We trust not in ourselves, but in God, who raises up the dead, who delivered us from so great a death, and who doth deliver, and in whom we trust He will yet deliver. “Jesus Christ, the same yesterday, today, and forever.” Oh, the unchanging Lord, the unchanging Christ; our blessed Lord never changes. And God said, “I AM, I AM.”

So many things change today, so many springs that run dry. There are two kinds of springs. Some we call “weather springs” and some we call “dry weather springs.” In the early part of summer, when much rain is falling, these little basins are formed in the creeks’ banks that hold the water. But when the hot weather comes and rain ceases, they dry up from the water’s source. They’re springs that dry up because they have their source in an upper fountain.

So many sources of pleasure and comfort change as the years go by. But the Christian’s joy and peace doesn’t dry up or change because it has its source in an upper, everlasting fountain—the unchanging Lord. As God’s Word says, “There is a stream that makes glad the heart of man” (Psalm 46:4). I want you, as you listen to this message, to believe that the God who said all of these things in His Word is “I AM,” no matter what anyone says to you. Christ has not changed, He’s just the same. What He did for others in the past, He can do for you today!
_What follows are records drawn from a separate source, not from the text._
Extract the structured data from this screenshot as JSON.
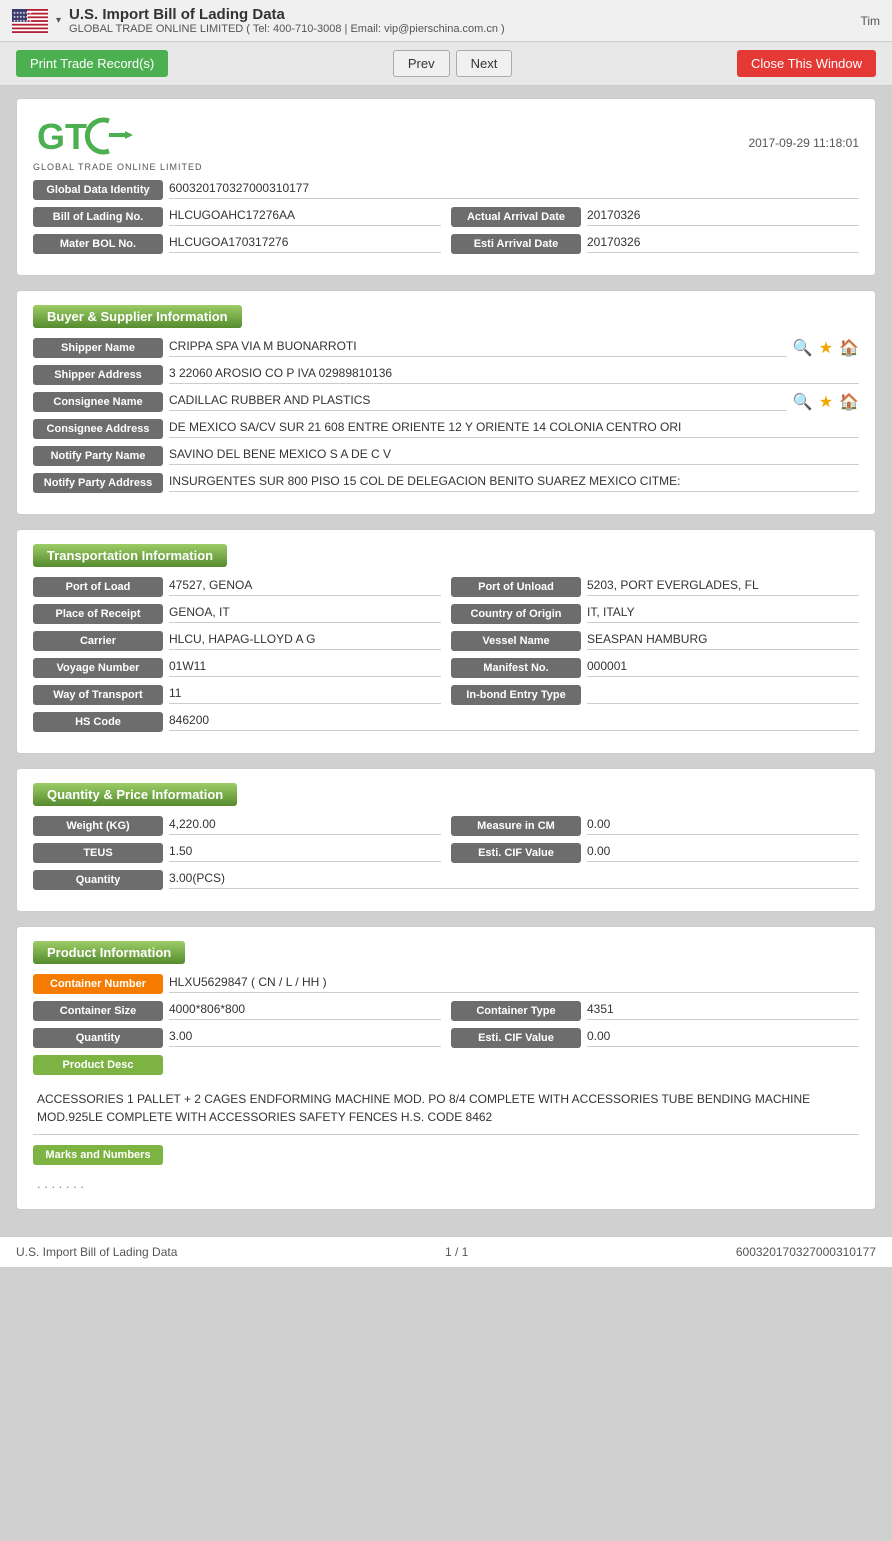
{
  "header": {
    "title": "U.S. Import Bill of Lading Data",
    "dropdown_arrow": "▾",
    "subtitle": "GLOBAL TRADE ONLINE LIMITED ( Tel: 400-710-3008 | Email: vip@pierschina.com.cn )",
    "tim_label": "Tim"
  },
  "toolbar": {
    "print_label": "Print Trade Record(s)",
    "prev_label": "Prev",
    "next_label": "Next",
    "close_label": "Close This Window"
  },
  "record_card": {
    "logo_text": "GTO",
    "logo_sub": "GLOBAL TRADE ONLINE LIMITED",
    "date": "2017-09-29 11:18:01",
    "global_data_identity_label": "Global Data Identity",
    "global_data_identity_value": "600320170327000310177",
    "bill_of_lading_label": "Bill of Lading No.",
    "bill_of_lading_value": "HLCUGOAHC17276AA",
    "actual_arrival_date_label": "Actual Arrival Date",
    "actual_arrival_date_value": "20170326",
    "mater_bol_label": "Mater BOL No.",
    "mater_bol_value": "HLCUGOA170317276",
    "esti_arrival_date_label": "Esti Arrival Date",
    "esti_arrival_date_value": "20170326"
  },
  "buyer_supplier": {
    "section_title": "Buyer & Supplier Information",
    "shipper_name_label": "Shipper Name",
    "shipper_name_value": "CRIPPA SPA VIA M BUONARROTI",
    "shipper_address_label": "Shipper Address",
    "shipper_address_value": "3 22060 AROSIO CO P IVA 02989810136",
    "consignee_name_label": "Consignee Name",
    "consignee_name_value": "CADILLAC RUBBER AND PLASTICS",
    "consignee_address_label": "Consignee Address",
    "consignee_address_value": "DE MEXICO SA/CV SUR 21 608 ENTRE ORIENTE 12 Y ORIENTE 14 COLONIA CENTRO ORI",
    "notify_party_name_label": "Notify Party Name",
    "notify_party_name_value": "SAVINO DEL BENE MEXICO S A DE C V",
    "notify_party_address_label": "Notify Party Address",
    "notify_party_address_value": "INSURGENTES SUR 800 PISO 15 COL DE DELEGACION BENITO SUAREZ MEXICO CITME:"
  },
  "transportation": {
    "section_title": "Transportation Information",
    "port_of_load_label": "Port of Load",
    "port_of_load_value": "47527, GENOA",
    "port_of_unload_label": "Port of Unload",
    "port_of_unload_value": "5203, PORT EVERGLADES, FL",
    "place_of_receipt_label": "Place of Receipt",
    "place_of_receipt_value": "GENOA, IT",
    "country_of_origin_label": "Country of Origin",
    "country_of_origin_value": "IT, ITALY",
    "carrier_label": "Carrier",
    "carrier_value": "HLCU, HAPAG-LLOYD A G",
    "vessel_name_label": "Vessel Name",
    "vessel_name_value": "SEASPAN HAMBURG",
    "voyage_number_label": "Voyage Number",
    "voyage_number_value": "01W11",
    "manifest_no_label": "Manifest No.",
    "manifest_no_value": "000001",
    "way_of_transport_label": "Way of Transport",
    "way_of_transport_value": "11",
    "in_bond_entry_type_label": "In-bond Entry Type",
    "in_bond_entry_type_value": "",
    "hs_code_label": "HS Code",
    "hs_code_value": "846200"
  },
  "quantity_price": {
    "section_title": "Quantity & Price Information",
    "weight_label": "Weight (KG)",
    "weight_value": "4,220.00",
    "measure_label": "Measure in CM",
    "measure_value": "0.00",
    "teus_label": "TEUS",
    "teus_value": "1.50",
    "esti_cif_label": "Esti. CIF Value",
    "esti_cif_value": "0.00",
    "quantity_label": "Quantity",
    "quantity_value": "3.00(PCS)"
  },
  "product_info": {
    "section_title": "Product Information",
    "container_number_label": "Container Number",
    "container_number_value": "HLXU5629847 ( CN / L / HH )",
    "container_size_label": "Container Size",
    "container_size_value": "4000*806*800",
    "container_type_label": "Container Type",
    "container_type_value": "4351",
    "quantity_label": "Quantity",
    "quantity_value": "3.00",
    "esti_cif_label": "Esti. CIF Value",
    "esti_cif_value": "0.00",
    "product_desc_label": "Product Desc",
    "product_desc_text": "ACCESSORIES 1 PALLET + 2 CAGES ENDFORMING MACHINE MOD. PO 8/4 COMPLETE WITH ACCESSORIES TUBE BENDING MACHINE MOD.925LE COMPLETE WITH ACCESSORIES SAFETY FENCES H.S. CODE 8462",
    "marks_label": "Marks and Numbers",
    "marks_value": ". . . . . . ."
  },
  "footer": {
    "page_title": "U.S. Import Bill of Lading Data",
    "page_num": "1 / 1",
    "record_id": "600320170327000310177"
  }
}
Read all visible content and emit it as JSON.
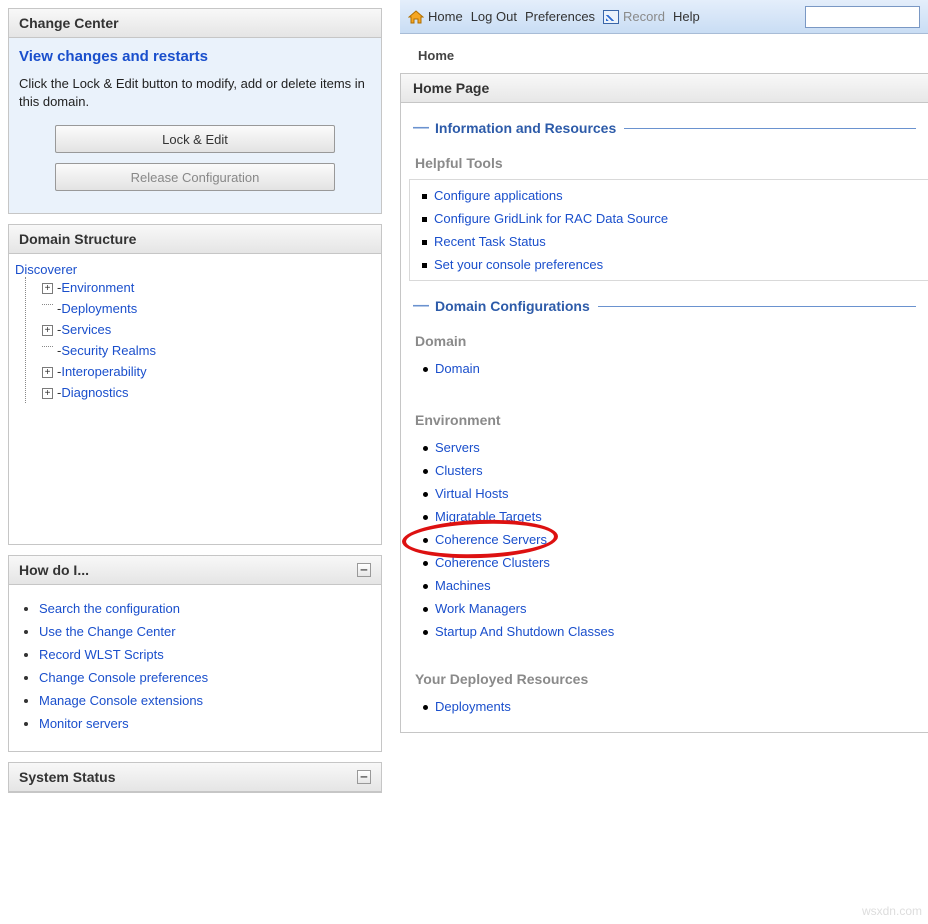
{
  "change_center": {
    "title": "Change Center",
    "view_link": "View changes and restarts",
    "hint": "Click the Lock & Edit button to modify, add or delete items in this domain.",
    "lock_btn": "Lock & Edit",
    "release_btn": "Release Configuration"
  },
  "domain_structure": {
    "title": "Domain Structure",
    "root": "Discoverer",
    "nodes": [
      {
        "label": "Environment",
        "expandable": true
      },
      {
        "label": "Deployments",
        "expandable": false
      },
      {
        "label": "Services",
        "expandable": true
      },
      {
        "label": "Security Realms",
        "expandable": false
      },
      {
        "label": "Interoperability",
        "expandable": true
      },
      {
        "label": "Diagnostics",
        "expandable": true
      }
    ]
  },
  "how_do_i": {
    "title": "How do I...",
    "items": [
      "Search the configuration",
      "Use the Change Center",
      "Record WLST Scripts",
      "Change Console preferences",
      "Manage Console extensions",
      "Monitor servers"
    ]
  },
  "system_status": {
    "title": "System Status"
  },
  "topbar": {
    "home": "Home",
    "logout": "Log Out",
    "prefs": "Preferences",
    "record": "Record",
    "help": "Help"
  },
  "breadcrumb": "Home",
  "page_title": "Home Page",
  "sections": {
    "info": {
      "title": "Information and Resources",
      "helpful_title": "Helpful Tools",
      "helpful_items": [
        "Configure applications",
        "Configure GridLink for RAC Data Source",
        "Recent Task Status",
        "Set your console preferences"
      ]
    },
    "domain_cfg": {
      "title": "Domain Configurations",
      "domain_title": "Domain",
      "domain_items": [
        "Domain"
      ],
      "env_title": "Environment",
      "env_items": [
        "Servers",
        "Clusters",
        "Virtual Hosts",
        "Migratable Targets",
        "Coherence Servers",
        "Coherence Clusters",
        "Machines",
        "Work Managers",
        "Startup And Shutdown Classes"
      ],
      "deployed_title": "Your Deployed Resources",
      "deployed_items": [
        "Deployments"
      ]
    }
  },
  "watermark": "wsxdn.com"
}
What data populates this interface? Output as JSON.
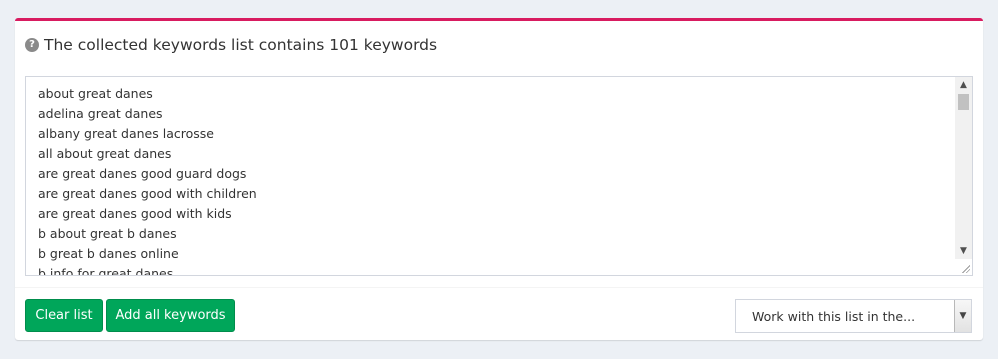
{
  "panel": {
    "title": "The collected keywords list contains 101 keywords",
    "accent_color": "#d81b60",
    "help_icon": "question-circle-icon"
  },
  "keywords": [
    "about great danes",
    "adelina great danes",
    "albany great danes lacrosse",
    "all about great danes",
    "are great danes good guard dogs",
    "are great danes good with children",
    "are great danes good with kids",
    "b about great b danes",
    "b great b danes online",
    "b info for great danes"
  ],
  "buttons": {
    "clear_label": "Clear list",
    "add_all_label": "Add all keywords",
    "color": "#00a65a"
  },
  "work_select": {
    "selected": "Work with this list in the..."
  },
  "icons": {
    "scroll_up": "▲",
    "scroll_down": "▼",
    "select_arrow": "▼",
    "help": "?"
  }
}
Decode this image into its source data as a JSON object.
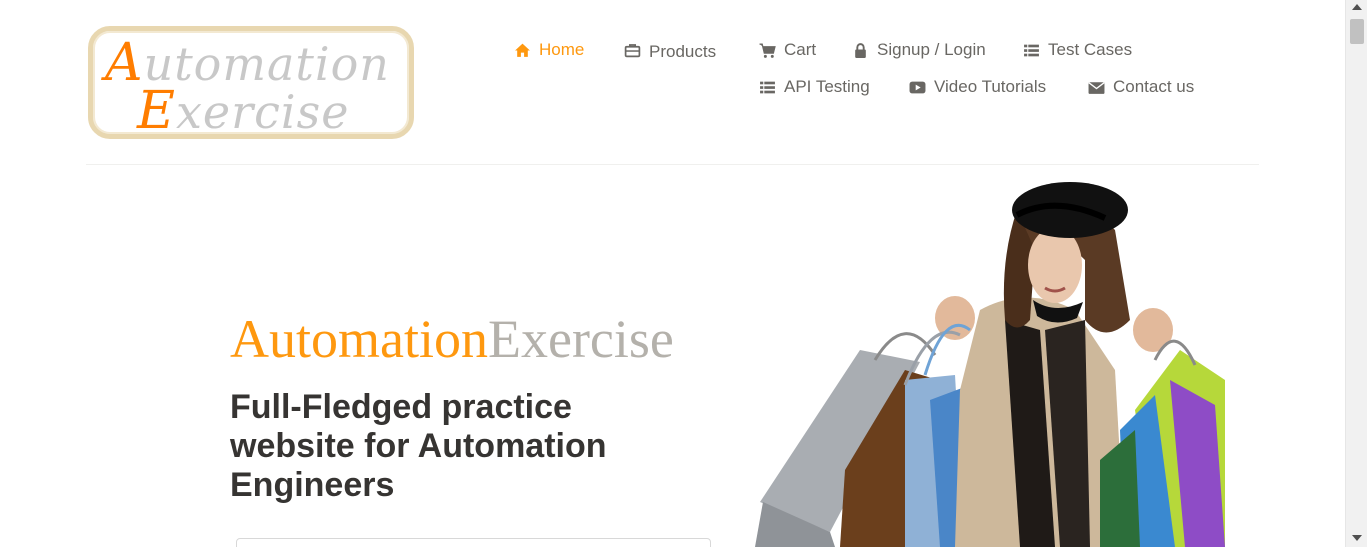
{
  "logo": {
    "line1_cap": "A",
    "line1_rest": "utomation",
    "line2_cap": "E",
    "line2_rest": "xercise"
  },
  "nav": {
    "items": [
      {
        "label": "Home",
        "icon": "home-icon"
      },
      {
        "label": "Products",
        "icon": "briefcase-icon"
      },
      {
        "label": "Cart",
        "icon": "cart-icon"
      },
      {
        "label": "Signup / Login",
        "icon": "lock-icon"
      },
      {
        "label": "Test Cases",
        "icon": "list-icon"
      },
      {
        "label": "API Testing",
        "icon": "list-icon"
      },
      {
        "label": "Video Tutorials",
        "icon": "youtube-icon"
      },
      {
        "label": "Contact us",
        "icon": "envelope-icon"
      }
    ],
    "active_color": "#fe980f",
    "text_color": "#696763"
  },
  "hero": {
    "brand_part1": "Automation",
    "brand_part2": "Exercise",
    "title": "Full-Fledged practice website for Automation Engineers",
    "image": "woman-with-shopping-bags"
  },
  "colors": {
    "accent": "#fe980f",
    "brand_grey": "#b4b1ab",
    "heading": "#363432"
  }
}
We turn again in closing to another one of these precious old hymns. This fits into this message of the one that we can abide in, who changes not, the “I AM” that we read about, the Christ who changes not:

Abide with me; fast falls the eventide;
The darkness deepens; Lord, with me abide.
When other helpers fail and comforts flee,
O Thou who changest not, abide with me.

Swift to its close ebbs out life’s little day;
Earth’s joys grow dim; its glories pass away.
Change and decay in all around I see;
O Thou who changest not, abide with me.

We need Thy presence every passing hour.
What but Thy grace can spoil the tempter’s power?
Who, like Thyself, our guide and stay can be?
O Thou who changest not, abide with me!